The socially conservative American College of Pediatricians released a position statement this past week that would appear to give ammunition to conservatives in the South Dakota Legislature who had proposed and supported House Bill 1008, otherwise known as the “transgender bathroom bill,” which was ultimately vetoed by Governor Dennis Daugaard after passage by the legislature.

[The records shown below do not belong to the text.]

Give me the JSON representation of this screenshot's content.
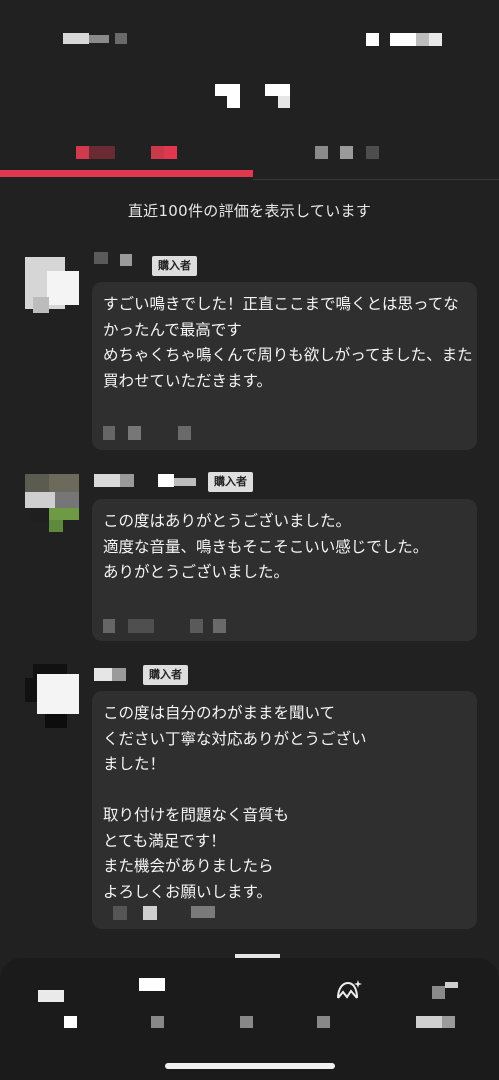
{
  "notice": "直近100件の評価を表示しています",
  "badge_label": "購入者",
  "reviews": [
    {
      "comment": "すごい鳴きでした！正直ここまで鳴くとは思ってなかったんで最高です\nめちゃくちゃ鳴くんで周りも欲しがってました、また買わせていただきます。"
    },
    {
      "comment": "この度はありがとうございました。\n適度な音量、鳴きもそこそこいい感じでした。\nありがとうございました。"
    },
    {
      "comment": "この度は自分のわがままを聞いて\nください丁寧な対応ありがとうござい\nました！\n\n取り付けを問題なく音質も\nとても満足です！\nまた機会がありましたら\nよろしくお願いします。"
    }
  ],
  "bottom_nav": {
    "items": [
      "home",
      "search",
      "sell",
      "notifications",
      "account"
    ]
  },
  "colors": {
    "background": "#212121",
    "accent": "#e0384f",
    "bubble": "#2f2f2f",
    "badge": "#dedede"
  }
}
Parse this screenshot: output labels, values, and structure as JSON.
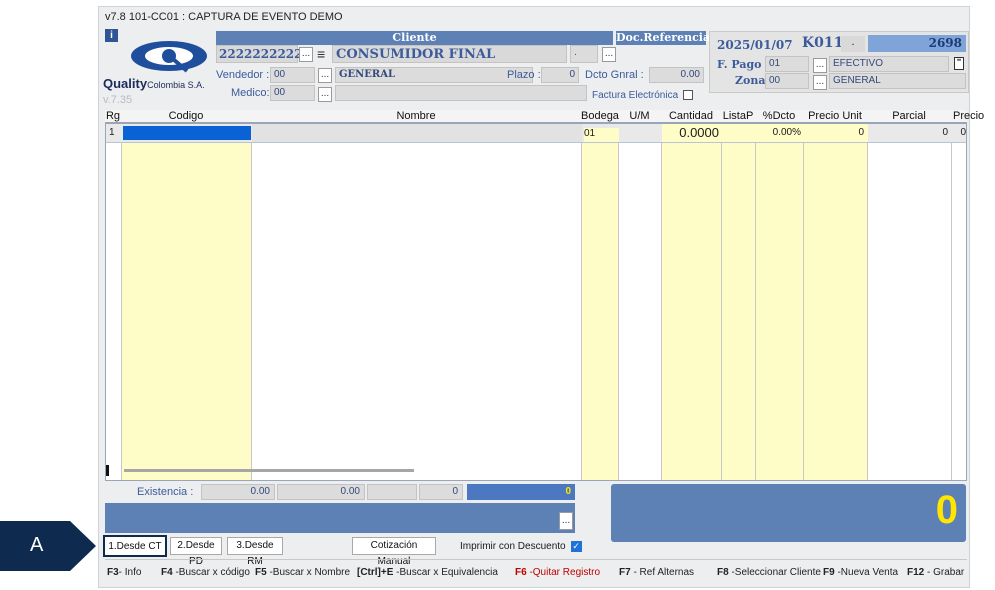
{
  "window": {
    "title": "v7.8 101-CC01 : CAPTURA DE EVENTO DEMO"
  },
  "logo": {
    "brand": "Quality",
    "sub": "Colombia S.A.",
    "version": "v.7.35"
  },
  "client": {
    "header": "Cliente",
    "id": "22222222222",
    "name": "CONSUMIDOR FINAL",
    "vendedor_label": "Vendedor :",
    "vendedor_code": "00",
    "vendedor_name": "GENERAL",
    "medico_label": "Medico:",
    "medico_code": "00",
    "plazo_label": "Plazo :",
    "plazo_value": "0",
    "dcto_label": "Dcto Gnral :",
    "dcto_value": "0.00",
    "ellipsis": "...",
    "dot": "."
  },
  "docref": {
    "header": "Doc.Referencia",
    "factura_label": "Factura Electrónica"
  },
  "info": {
    "date": "2025/01/07",
    "code": "K011",
    "dot": ".",
    "number": "2698",
    "fpago_label": "F. Pago",
    "fpago_code": "01",
    "fpago_name": "EFECTIVO",
    "zona_label": "Zona",
    "zona_code": "00",
    "zona_name": "GENERAL"
  },
  "grid": {
    "headers": [
      "Rg",
      "Codigo",
      "Nombre",
      "Bodega",
      "U/M",
      "Cantidad",
      "ListaP",
      "%Dcto",
      "Precio Unit",
      "Parcial",
      "Precio B"
    ],
    "row": {
      "rg": "1",
      "codigo": "",
      "nombre": "",
      "bodega": "01",
      "um": "",
      "cantidad": "0.0000",
      "listap": "",
      "dcto": "0.00%",
      "precio_unit": "0",
      "parcial": "0",
      "precio_b": "0"
    }
  },
  "existencia": {
    "label": "Existencia :",
    "v1": "0.00",
    "v2": "0.00",
    "v3": "0",
    "v4": "0"
  },
  "total": {
    "value": "0"
  },
  "buttons": {
    "desde_ct": "1.Desde CT",
    "desde_pd": "2.Desde PD",
    "desde_rm": "3.Desde RM",
    "cotizacion": "Cotización Manual",
    "imprimir": "Imprimir con Descuento",
    "ellipsis": "..."
  },
  "callout": {
    "label": "A"
  },
  "fkeys": [
    {
      "key": "F3",
      "text": "- Info"
    },
    {
      "key": "F4",
      "text": " -Buscar x código"
    },
    {
      "key": "F5",
      "text": " -Buscar x Nombre"
    },
    {
      "key": "[Ctrl]+E",
      "text": " -Buscar x Equivalencia"
    },
    {
      "key": "F6",
      "text": " -Quitar Registro"
    },
    {
      "key": "F7",
      "text": " - Ref Alternas"
    },
    {
      "key": "F8",
      "text": " -Seleccionar Cliente"
    },
    {
      "key": "F9",
      "text": " -Nueva Venta"
    },
    {
      "key": "F12",
      "text": " - Grabar"
    }
  ]
}
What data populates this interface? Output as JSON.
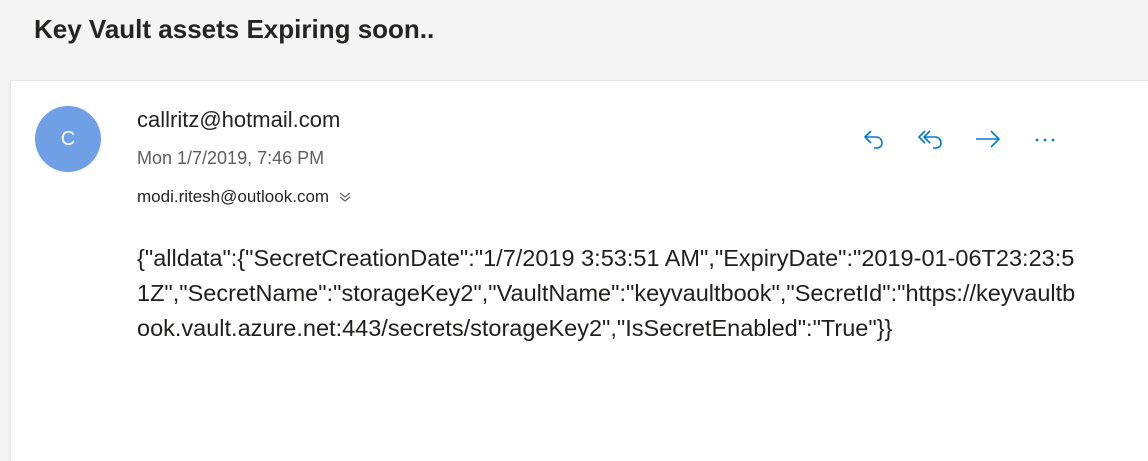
{
  "email": {
    "subject": "Key Vault assets Expiring soon..",
    "avatar_initial": "C",
    "avatar_color": "#6fa0e6",
    "sender": "callritz@hotmail.com",
    "date": "Mon 1/7/2019, 7:46 PM",
    "recipient": "modi.ritesh@outlook.com",
    "body": "{\"alldata\":{\"SecretCreationDate\":\"1/7/2019 3:53:51 AM\",\"ExpiryDate\":\"2019-01-06T23:23:51Z\",\"SecretName\":\"storageKey2\",\"VaultName\":\"keyvaultbook\",\"SecretId\":\"https://keyvaultbook.vault.azure.net:443/secrets/storageKey2\",\"IsSecretEnabled\":\"True\"}}"
  },
  "actions": {
    "reply_icon": "reply-icon",
    "reply_all_icon": "reply-all-icon",
    "forward_icon": "forward-icon",
    "more_icon": "more-actions-icon",
    "accent_color": "#0078d4"
  }
}
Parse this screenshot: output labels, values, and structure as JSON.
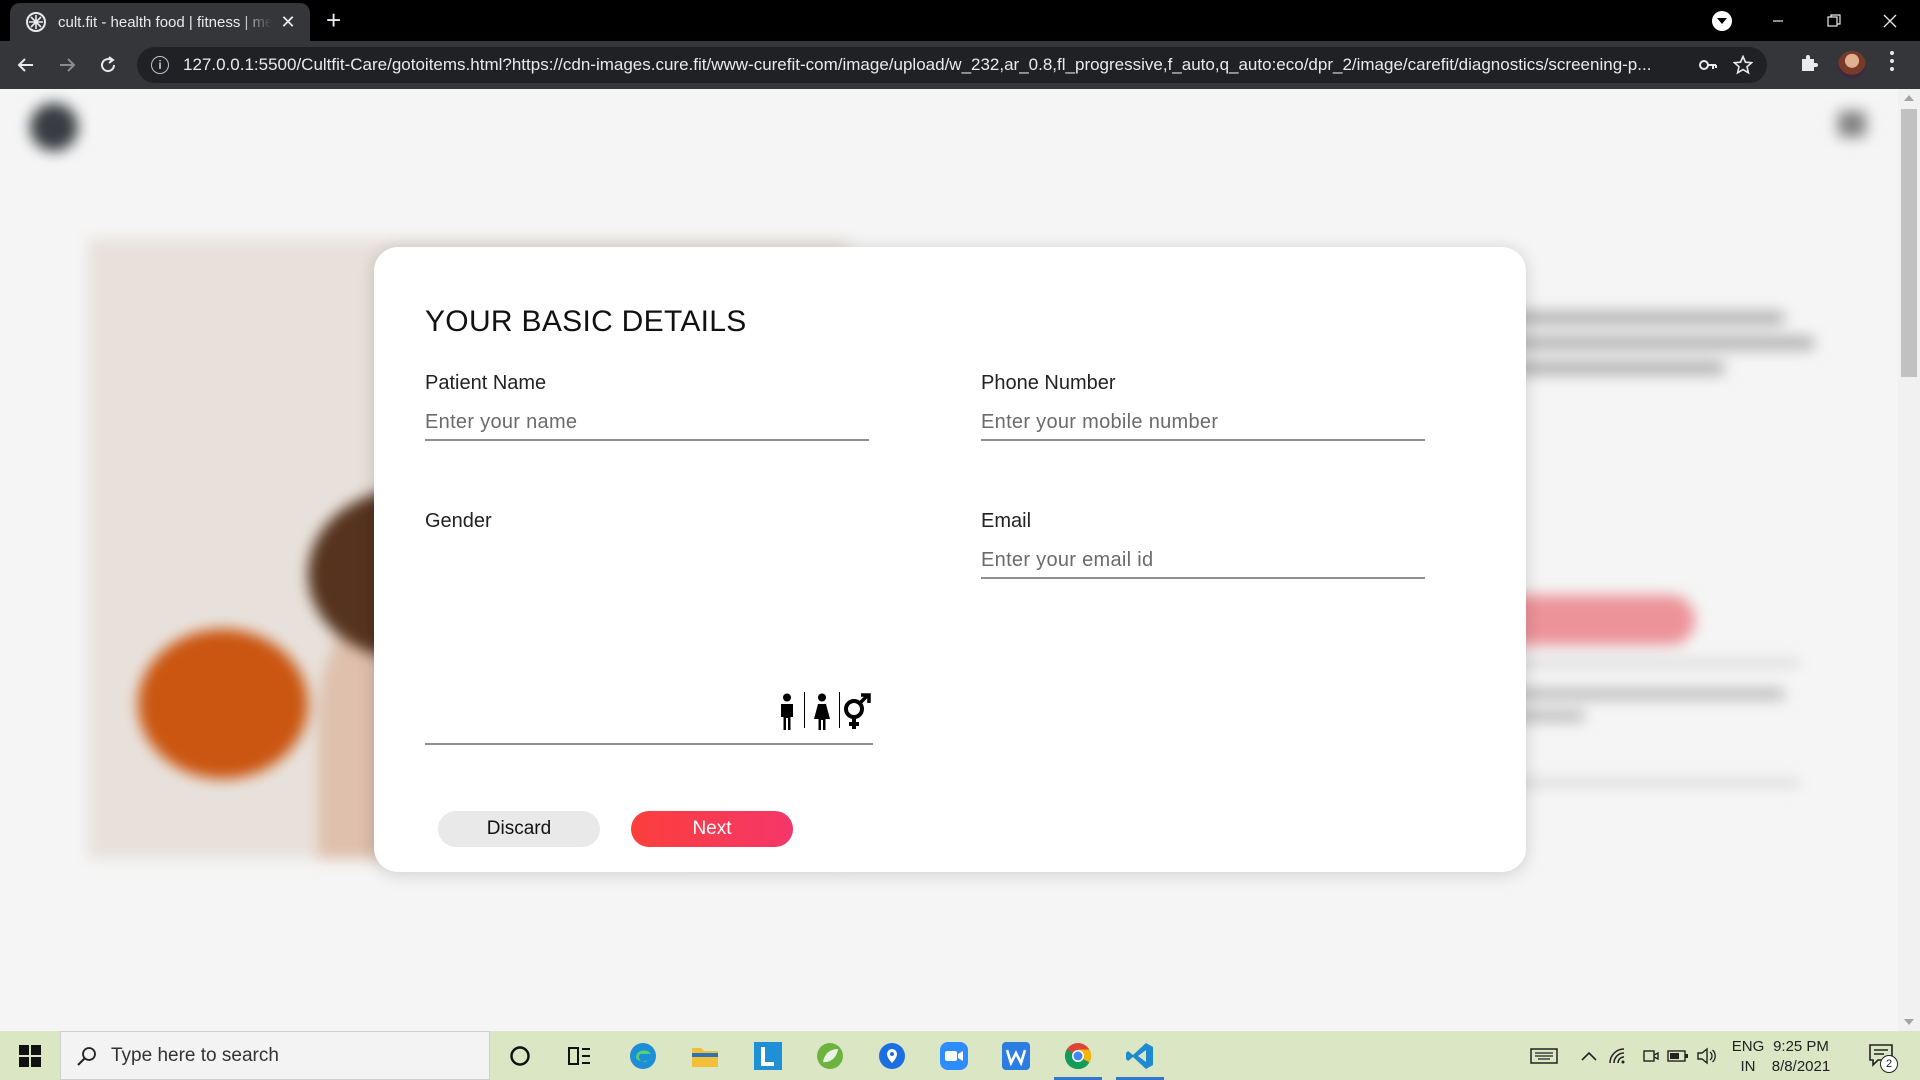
{
  "browser": {
    "tab_title": "cult.fit - health food | fitness | meditation",
    "tab_close": "✕",
    "new_tab": "+",
    "url": "127.0.0.1:5500/Cultfit-Care/gotoitems.html?https://cdn-images.cure.fit/www-curefit-com/image/upload/w_232,ar_0.8,fl_progressive,f_auto,q_auto:eco/dpr_2/image/carefit/diagnostics/screening-p..."
  },
  "modal": {
    "title": "YOUR BASIC DETAILS",
    "patient_name": {
      "label": "Patient Name",
      "placeholder": "Enter your name",
      "value": ""
    },
    "phone": {
      "label": "Phone Number",
      "placeholder": "Enter your mobile number",
      "value": ""
    },
    "gender": {
      "label": "Gender",
      "options": [
        "male-icon",
        "female-icon",
        "other-gender-icon"
      ]
    },
    "email": {
      "label": "Email",
      "placeholder": "Enter your email id",
      "value": ""
    },
    "discard_label": "Discard",
    "next_label": "Next",
    "next_color": "#fb3f3c"
  },
  "taskbar": {
    "search_placeholder": "Type here to search",
    "lang_top": "ENG",
    "lang_bottom": "IN",
    "time": "9:25 PM",
    "date": "8/8/2021",
    "notification_count": "2"
  }
}
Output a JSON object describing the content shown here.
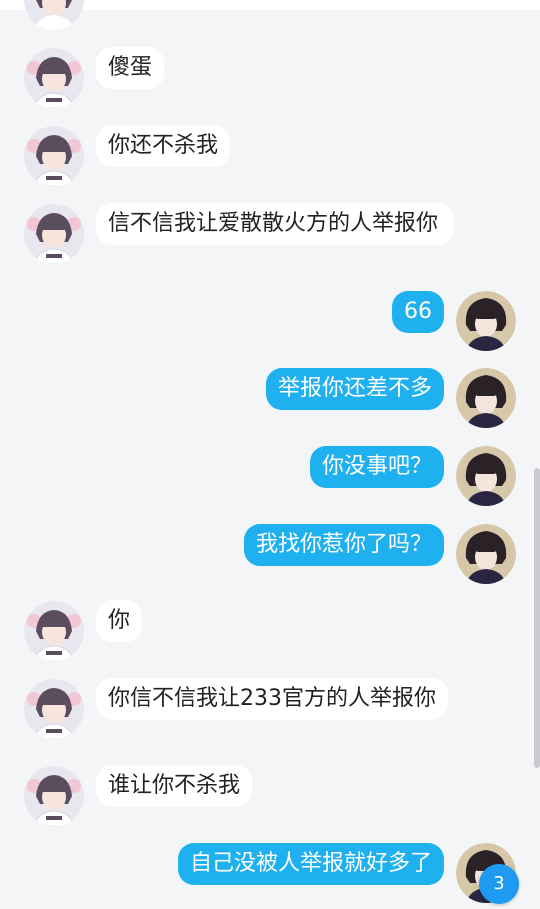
{
  "colors": {
    "background": "#f4f5f7",
    "incoming_bubble": "#ffffff",
    "outgoing_bubble": "#1fb0f0",
    "badge": "#1e9bf0"
  },
  "messages": [
    {
      "side": "left",
      "text": "傻蛋"
    },
    {
      "side": "left",
      "text": "你还不杀我"
    },
    {
      "side": "left",
      "text": "信不信我让爱散散火方的人举报你"
    },
    {
      "side": "right",
      "text": "66"
    },
    {
      "side": "right",
      "text": "举报你还差不多"
    },
    {
      "side": "right",
      "text": "你没事吧？"
    },
    {
      "side": "right",
      "text": "我找你惹你了吗？"
    },
    {
      "side": "left",
      "text": "你"
    },
    {
      "side": "left",
      "text": "你信不信我让233官方的人举报你"
    },
    {
      "side": "left",
      "text": "谁让你不杀我"
    },
    {
      "side": "right",
      "text": "自己没被人举报就好多了"
    }
  ],
  "unread_badge": "3"
}
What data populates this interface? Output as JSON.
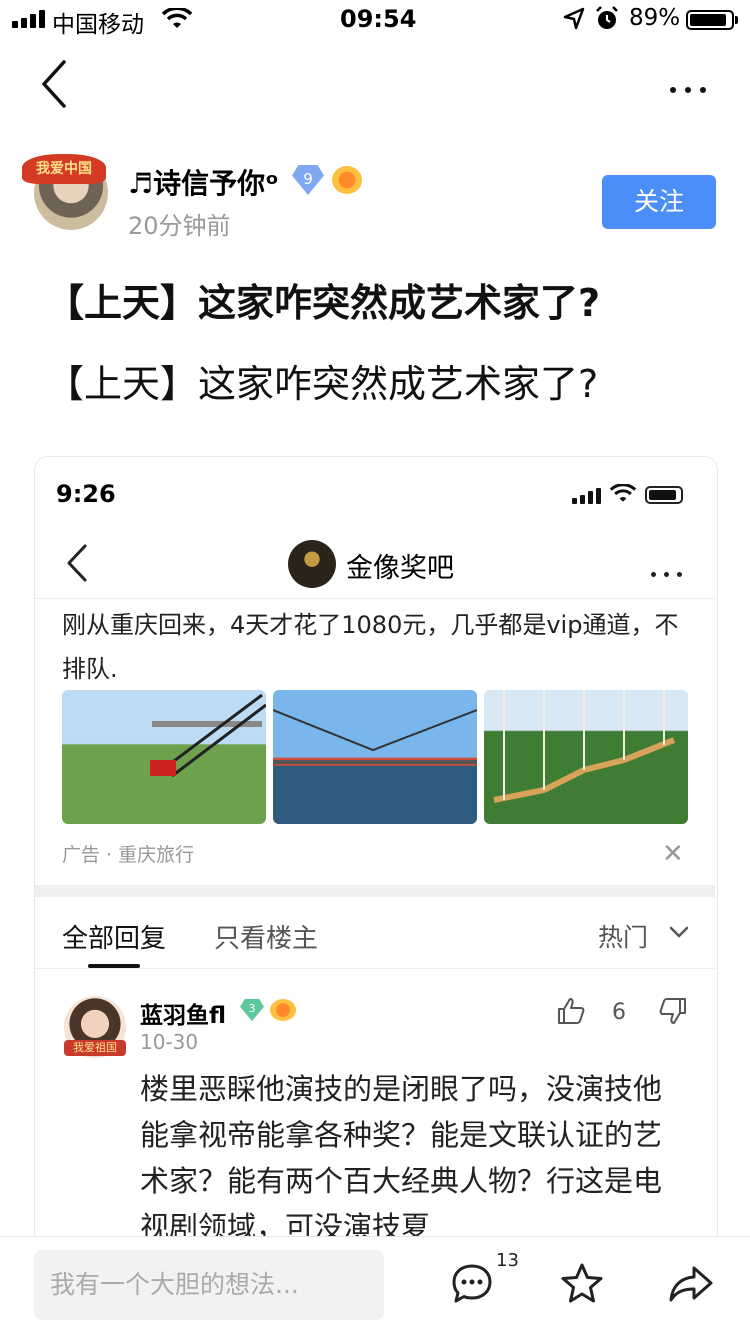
{
  "status_bar": {
    "carrier": "中国移动",
    "time": "09:54",
    "battery_pct": "89%",
    "battery_level": 0.89
  },
  "nav": {
    "back_icon": "chevron-left-icon",
    "more_icon": "more-dots-icon"
  },
  "author": {
    "name": "♬诗信予你ᵒ",
    "level": "9",
    "time": "20分钟前",
    "avatar_badge": "我爱中国",
    "follow_label": "关注"
  },
  "post": {
    "title": "【上天】这家咋突然成艺术家了?",
    "body": "【上天】这家咋突然成艺术家了?"
  },
  "screenshot": {
    "time": "9:26",
    "forum_name": "金像奖吧",
    "ad_text": "刚从重庆回来，4天才花了1080元，几乎都是vip通道，不排队.",
    "ad_source": "广告 · 重庆旅行",
    "ad_close": "✕",
    "tabs": {
      "all": "全部回复",
      "owner": "只看楼主",
      "sort": "热门"
    },
    "reply": {
      "name": "蓝羽鱼fl",
      "level": "3",
      "date": "10-30",
      "likes": "6",
      "avatar_badge": "我爱祖国",
      "text": "楼里恶睬他演技的是闭眼了吗，没演技他能拿视帝能拿各种奖？能是文联认证的艺术家？能有两个百大经典人物？行这是电视剧领域，可没演技夏"
    }
  },
  "bottom_bar": {
    "input_placeholder": "我有一个大胆的想法...",
    "comment_count": "13"
  },
  "colors": {
    "accent": "#4c8ef7",
    "badge_blue": "#7fa8f0",
    "badge_green": "#5cc79a"
  }
}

As noted in the position paper…
2. No one is born with a gender. Everyone is born with a biological sex. Gender (an awareness and sense of oneself as male or female) is a sociological and psychological concept; not an objective biological one. No one is born with an awareness of themselves as male or female; this awareness develops over time and, like all developmental processes, may be derailed by a child’s subjective perceptions, relationships, and adverse experiences from infancy forward. People who identify as “feeling like the opposite sex” or “somewhere in between” do not comprise a third sex. They remain biological men or biological women.2,3,4
3. A person’s belief that he or she is something they are not is, at best, a sign of confused thinking. When an otherwise healthy biological boy believes he is a girl, or an otherwise healthy biological girl believes she is a boy, an objective psychological problem exists that lies in the mind not the body, and it should be treated as such. These children suffer from gender dysphoria. Gender dysphoria (GD), formerly listed as Gender Identity Disorder (GID), is a recognized mental disorder in the most recent edition of the Diagnostic and Statistical Manual of the American Psychiatric Association (DSM-V).5 The psychodynamic and social learning theories of GD/GID have never been disproved.2,4,5
and…
5. According to the DSM-V, as many as 98% of gender confused boys and 88% of gender confused girls eventually accept their biological sex after naturally passing through puberty.5
Read the position statement here.
Do you agree or disagree with the position paper? Coming from a group of pediatricians, does it have merit?
And If this information had been widely available before session, would it have made a difference in the final vote, as well as the Governor’s response to the measure?